3. O sistema nacional, previsto em nossa Constituição, foi explicitado pelo Código Tributário Nacional, o qual definiu renda como sendo:

3.1 "assim entendido o produto do capital, do trabalho ou da combinação de ambos".

3.2 "de proventos de qualquer natureza, assim entendidos os acréscimos patrimoniais não compreendidos no inciso anterior".

4. O conceito de renda, entretanto, não é de pacífica aceitação, nem tão singelo como pretende mostrar a conceituação contida no Código Tributário Nacional. E tanto isto é verdade que o legislador sentiu necessidade de incluir em sua definição uma vala comum ao mencionar como caracterizável a título de renda "os acréscimos patrimoniais não compreendidos no inciso anterior". Porém, é de se louvar a coragem do nosso diploma legal, ao tentar incluir uma definição raramente encontrável em outras legislações. Tal conceito, como se sabe, é oriundo de um julgado da Suprema Corte Norte-Americana, a qual, ao julgar o processo Stratton's Independence versus Howbert (231.34 Sup. Ct. 136-1913) definiu "income may be defined as the gain derived from capital, from labor, or from both combined".

5. A dificuldade encontrada para a adoção de uma definição pacífica de renda é oriunda do desencontro existente dentro do campo da economia e das finanças públicas. Em resumo, a pergunta que se põe é: o que seria a renda? Apenas a título de menção deve ser dito que tal preocupação foi manifestada, de maneira consistente, desde Adam Smith, David Ricardo, Jean B. Say e John Stuart Mill, para os quais, de modo geral, havia uma vinculação entre a renda propriamente dita, quando oriunda da exploração da terra por seus próprios donos. O presente trabalho, por abranger reduzido campo, vai ater-se à análise do conceito jurídico de renda. Essencialmente as duas grandes correntes existentes são as que defendem, uma, o conceito de "renda produto" e outra, o da "renda ingresso". A primeira delas, a mais antiga, tem ligações umbilicais com a fundamentação econômica. A segunda corrente, já bem independente de sua matriz, tenta analisar o fenômeno com instrumentos somente tributários, considerando como renda todo aumento patrimonial ou toda entrada efetivamente ocorrida. Esta última corrente, bem mais moderna que a anterior, vem ganhando paulatinamente adeptos, mesmo entre os países que adotaram em suas legislações o conceito de "renda produto", já que sua adoção traz a possibilidade de tributação dos ganhos de capital, doações, prêmios, etc.

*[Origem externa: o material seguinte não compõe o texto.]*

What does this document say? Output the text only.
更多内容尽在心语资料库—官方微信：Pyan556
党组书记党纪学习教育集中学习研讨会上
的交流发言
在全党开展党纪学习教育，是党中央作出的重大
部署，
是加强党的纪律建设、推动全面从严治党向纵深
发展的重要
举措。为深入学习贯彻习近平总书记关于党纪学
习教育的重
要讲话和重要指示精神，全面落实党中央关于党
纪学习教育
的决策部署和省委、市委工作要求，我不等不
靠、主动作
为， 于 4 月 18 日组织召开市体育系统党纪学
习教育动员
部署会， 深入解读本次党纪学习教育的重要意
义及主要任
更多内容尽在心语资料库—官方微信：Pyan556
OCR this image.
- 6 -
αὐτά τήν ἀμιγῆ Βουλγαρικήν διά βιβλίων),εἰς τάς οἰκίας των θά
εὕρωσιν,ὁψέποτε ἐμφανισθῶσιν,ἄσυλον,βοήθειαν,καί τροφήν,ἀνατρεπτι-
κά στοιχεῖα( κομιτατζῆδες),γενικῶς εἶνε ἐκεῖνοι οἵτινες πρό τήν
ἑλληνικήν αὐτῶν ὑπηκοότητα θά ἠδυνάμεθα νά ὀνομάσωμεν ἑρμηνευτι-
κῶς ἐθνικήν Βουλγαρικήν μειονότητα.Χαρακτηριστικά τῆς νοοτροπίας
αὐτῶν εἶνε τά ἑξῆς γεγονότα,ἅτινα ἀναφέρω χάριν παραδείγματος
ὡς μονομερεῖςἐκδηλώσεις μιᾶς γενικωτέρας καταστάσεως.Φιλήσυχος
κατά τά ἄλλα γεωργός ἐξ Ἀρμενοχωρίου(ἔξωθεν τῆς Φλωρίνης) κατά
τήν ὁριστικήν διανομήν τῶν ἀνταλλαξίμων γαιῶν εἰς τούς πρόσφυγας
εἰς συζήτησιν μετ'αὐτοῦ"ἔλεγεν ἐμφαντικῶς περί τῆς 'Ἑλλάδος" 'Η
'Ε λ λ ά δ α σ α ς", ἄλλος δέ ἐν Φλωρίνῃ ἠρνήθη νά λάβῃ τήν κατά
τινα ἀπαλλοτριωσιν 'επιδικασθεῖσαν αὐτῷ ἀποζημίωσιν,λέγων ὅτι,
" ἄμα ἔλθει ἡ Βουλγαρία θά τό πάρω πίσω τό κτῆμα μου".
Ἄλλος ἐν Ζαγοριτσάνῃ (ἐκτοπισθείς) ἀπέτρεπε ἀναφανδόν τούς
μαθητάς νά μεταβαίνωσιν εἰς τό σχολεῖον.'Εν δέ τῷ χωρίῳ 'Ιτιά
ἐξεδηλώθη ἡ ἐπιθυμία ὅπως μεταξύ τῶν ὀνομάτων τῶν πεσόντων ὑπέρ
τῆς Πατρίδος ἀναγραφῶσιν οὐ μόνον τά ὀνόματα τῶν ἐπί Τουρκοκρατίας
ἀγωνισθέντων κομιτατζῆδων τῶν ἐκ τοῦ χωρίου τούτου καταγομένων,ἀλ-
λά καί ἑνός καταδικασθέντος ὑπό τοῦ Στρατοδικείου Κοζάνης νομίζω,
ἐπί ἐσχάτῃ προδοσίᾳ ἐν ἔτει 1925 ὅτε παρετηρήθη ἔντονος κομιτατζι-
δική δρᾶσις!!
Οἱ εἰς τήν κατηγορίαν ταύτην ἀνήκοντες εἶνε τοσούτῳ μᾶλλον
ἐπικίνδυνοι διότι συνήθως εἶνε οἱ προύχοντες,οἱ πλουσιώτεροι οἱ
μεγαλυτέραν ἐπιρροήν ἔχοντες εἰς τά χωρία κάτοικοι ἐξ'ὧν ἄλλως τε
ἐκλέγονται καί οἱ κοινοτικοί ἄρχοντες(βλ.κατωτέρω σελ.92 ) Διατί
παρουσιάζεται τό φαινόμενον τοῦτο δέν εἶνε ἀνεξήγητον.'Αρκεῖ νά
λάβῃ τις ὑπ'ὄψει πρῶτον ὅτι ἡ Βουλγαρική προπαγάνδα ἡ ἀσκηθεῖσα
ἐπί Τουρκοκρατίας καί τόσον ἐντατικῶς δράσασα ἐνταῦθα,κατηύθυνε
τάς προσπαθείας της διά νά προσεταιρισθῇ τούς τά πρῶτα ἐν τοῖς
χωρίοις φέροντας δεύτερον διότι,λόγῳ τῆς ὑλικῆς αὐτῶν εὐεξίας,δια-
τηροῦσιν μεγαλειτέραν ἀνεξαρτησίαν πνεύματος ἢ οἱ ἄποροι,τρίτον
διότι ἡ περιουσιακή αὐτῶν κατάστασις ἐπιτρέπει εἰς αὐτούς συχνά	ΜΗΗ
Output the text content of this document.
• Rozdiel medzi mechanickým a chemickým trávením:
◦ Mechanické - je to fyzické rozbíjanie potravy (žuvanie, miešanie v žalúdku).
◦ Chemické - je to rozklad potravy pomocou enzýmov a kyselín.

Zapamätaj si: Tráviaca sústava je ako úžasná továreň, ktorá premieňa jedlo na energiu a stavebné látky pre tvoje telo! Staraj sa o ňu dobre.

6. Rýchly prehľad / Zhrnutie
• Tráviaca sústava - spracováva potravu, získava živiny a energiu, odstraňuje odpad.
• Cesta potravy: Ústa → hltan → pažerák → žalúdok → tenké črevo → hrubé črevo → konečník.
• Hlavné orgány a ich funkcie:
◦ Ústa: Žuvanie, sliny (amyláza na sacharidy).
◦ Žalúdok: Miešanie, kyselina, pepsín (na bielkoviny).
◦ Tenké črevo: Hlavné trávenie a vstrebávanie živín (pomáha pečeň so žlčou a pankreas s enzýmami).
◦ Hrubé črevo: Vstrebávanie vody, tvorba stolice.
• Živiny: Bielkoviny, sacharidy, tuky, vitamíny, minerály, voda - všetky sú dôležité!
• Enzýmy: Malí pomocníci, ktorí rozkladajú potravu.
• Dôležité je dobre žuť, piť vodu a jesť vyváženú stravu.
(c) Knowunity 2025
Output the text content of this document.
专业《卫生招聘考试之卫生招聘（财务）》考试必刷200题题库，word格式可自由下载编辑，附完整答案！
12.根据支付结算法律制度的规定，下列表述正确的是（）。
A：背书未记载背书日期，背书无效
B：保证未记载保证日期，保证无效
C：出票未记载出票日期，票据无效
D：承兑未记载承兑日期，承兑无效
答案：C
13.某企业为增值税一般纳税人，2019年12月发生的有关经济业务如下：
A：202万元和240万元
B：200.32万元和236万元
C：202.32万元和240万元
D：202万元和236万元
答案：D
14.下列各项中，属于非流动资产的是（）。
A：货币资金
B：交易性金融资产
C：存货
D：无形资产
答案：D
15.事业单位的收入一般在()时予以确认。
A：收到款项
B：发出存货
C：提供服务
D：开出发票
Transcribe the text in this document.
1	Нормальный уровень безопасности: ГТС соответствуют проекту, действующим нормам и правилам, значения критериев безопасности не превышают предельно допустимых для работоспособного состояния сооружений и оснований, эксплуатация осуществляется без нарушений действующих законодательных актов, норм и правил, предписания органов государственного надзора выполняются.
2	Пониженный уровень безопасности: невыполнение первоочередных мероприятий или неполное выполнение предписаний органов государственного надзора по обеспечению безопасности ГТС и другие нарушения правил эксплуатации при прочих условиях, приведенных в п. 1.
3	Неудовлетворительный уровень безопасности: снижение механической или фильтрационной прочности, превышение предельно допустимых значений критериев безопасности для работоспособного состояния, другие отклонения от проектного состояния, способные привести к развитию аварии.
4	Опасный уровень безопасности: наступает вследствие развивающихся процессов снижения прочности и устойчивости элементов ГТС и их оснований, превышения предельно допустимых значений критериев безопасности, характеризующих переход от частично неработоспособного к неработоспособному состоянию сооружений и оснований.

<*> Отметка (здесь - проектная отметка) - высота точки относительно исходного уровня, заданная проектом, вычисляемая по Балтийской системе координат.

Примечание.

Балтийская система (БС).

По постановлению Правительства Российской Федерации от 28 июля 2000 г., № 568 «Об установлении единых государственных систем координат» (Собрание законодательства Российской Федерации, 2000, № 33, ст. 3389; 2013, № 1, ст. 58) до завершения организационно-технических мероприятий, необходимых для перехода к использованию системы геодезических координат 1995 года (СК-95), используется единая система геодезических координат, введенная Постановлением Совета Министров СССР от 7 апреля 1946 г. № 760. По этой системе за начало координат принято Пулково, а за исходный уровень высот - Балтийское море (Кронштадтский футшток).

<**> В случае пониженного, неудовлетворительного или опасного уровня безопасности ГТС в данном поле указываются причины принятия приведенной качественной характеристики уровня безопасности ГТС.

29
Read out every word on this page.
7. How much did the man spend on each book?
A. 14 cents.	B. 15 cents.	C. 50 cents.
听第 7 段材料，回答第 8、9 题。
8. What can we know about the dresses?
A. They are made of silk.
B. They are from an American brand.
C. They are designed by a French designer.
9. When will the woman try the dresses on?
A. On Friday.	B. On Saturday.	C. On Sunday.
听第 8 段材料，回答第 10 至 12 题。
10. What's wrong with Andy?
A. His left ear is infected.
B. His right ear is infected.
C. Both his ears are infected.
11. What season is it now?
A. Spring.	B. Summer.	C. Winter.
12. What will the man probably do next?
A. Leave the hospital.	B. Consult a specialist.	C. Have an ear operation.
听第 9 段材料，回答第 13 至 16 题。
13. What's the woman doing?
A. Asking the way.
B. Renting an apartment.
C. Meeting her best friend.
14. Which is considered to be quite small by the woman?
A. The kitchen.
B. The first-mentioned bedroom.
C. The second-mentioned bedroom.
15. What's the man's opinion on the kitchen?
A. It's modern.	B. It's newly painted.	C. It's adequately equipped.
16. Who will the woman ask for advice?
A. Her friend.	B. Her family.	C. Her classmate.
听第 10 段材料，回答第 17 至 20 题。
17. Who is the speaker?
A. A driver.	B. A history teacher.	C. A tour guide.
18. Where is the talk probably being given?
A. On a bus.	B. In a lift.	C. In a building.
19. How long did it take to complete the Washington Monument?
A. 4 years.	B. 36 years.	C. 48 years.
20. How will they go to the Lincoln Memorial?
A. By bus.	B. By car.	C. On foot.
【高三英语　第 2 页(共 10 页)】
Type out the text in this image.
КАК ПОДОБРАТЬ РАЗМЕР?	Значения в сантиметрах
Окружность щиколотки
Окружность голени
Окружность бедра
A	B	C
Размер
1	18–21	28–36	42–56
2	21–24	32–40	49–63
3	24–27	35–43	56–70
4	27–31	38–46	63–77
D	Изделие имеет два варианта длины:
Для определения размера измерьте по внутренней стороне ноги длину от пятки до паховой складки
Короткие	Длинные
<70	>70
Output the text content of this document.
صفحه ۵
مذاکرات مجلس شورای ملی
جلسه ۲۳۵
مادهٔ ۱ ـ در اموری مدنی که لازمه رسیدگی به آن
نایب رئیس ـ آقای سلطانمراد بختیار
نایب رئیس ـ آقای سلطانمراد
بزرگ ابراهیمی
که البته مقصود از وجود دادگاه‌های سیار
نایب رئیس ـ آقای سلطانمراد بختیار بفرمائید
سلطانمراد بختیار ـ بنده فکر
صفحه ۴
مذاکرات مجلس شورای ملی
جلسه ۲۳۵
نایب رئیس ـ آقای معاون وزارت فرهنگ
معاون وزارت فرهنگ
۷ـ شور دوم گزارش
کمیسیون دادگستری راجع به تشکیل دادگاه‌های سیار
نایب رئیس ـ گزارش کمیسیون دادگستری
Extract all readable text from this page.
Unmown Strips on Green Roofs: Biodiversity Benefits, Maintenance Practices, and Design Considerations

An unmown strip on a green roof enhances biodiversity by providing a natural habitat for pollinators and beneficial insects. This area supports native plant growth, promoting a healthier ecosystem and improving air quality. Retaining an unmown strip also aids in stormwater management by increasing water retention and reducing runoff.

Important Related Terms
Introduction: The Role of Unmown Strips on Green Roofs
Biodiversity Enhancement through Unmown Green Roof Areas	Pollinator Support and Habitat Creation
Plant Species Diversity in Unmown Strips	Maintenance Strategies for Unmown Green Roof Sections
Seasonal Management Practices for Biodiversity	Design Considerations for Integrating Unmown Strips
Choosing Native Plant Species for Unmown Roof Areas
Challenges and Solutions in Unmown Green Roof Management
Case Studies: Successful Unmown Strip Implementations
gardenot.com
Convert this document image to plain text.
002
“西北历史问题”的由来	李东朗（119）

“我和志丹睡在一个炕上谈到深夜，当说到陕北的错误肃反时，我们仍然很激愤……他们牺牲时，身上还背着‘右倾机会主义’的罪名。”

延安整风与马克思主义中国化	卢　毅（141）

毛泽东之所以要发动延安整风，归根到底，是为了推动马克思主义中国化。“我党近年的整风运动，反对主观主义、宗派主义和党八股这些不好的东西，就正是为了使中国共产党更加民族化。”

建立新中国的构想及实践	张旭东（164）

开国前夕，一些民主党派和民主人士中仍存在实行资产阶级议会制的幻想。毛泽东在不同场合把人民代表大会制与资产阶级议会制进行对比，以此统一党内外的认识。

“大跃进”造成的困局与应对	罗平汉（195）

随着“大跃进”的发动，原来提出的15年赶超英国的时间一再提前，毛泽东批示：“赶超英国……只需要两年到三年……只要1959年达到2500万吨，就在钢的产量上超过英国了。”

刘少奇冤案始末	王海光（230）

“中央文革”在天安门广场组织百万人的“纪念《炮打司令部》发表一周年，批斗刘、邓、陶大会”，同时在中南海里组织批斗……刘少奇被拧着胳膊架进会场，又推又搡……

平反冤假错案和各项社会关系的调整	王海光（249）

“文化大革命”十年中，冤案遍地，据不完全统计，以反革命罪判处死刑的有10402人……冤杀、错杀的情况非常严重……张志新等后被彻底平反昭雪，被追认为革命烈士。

5.1 Os defensores da renda produto dizem que esta só ocorrerá quando oriunda de uma riqueza exclusivamente material. Esta riqueza terá que ser procedente de fonte produtiva e permanente. Em tal hipótese, ou seja, pela necessidade de ter que ser a fonte de caráter permanente, haveria a impossibilidade da tributação dos ganhos de capital. Isto porque os ganhos de capital, para que possam ser diferenciados da renda ordinária, não podem ter o caráter de permanência ou continuidade. Como conseqüência para os defensores da renda produto, esta deverá ser periódica ou passível de assim o ser. Finalmente, a renda a ser considerada é a líquida e suscetível de ser expressa em moeda.

5.2 Já a renda ingresso seria caracterizável como qualquer ingresso proveniente de bens materiais. Esta riqueza terá que ser oriunda de fonte inclusive periódica, transitória ou acidental. Ou seja, não há necessidade de fonte permanente para a caracterização da renda.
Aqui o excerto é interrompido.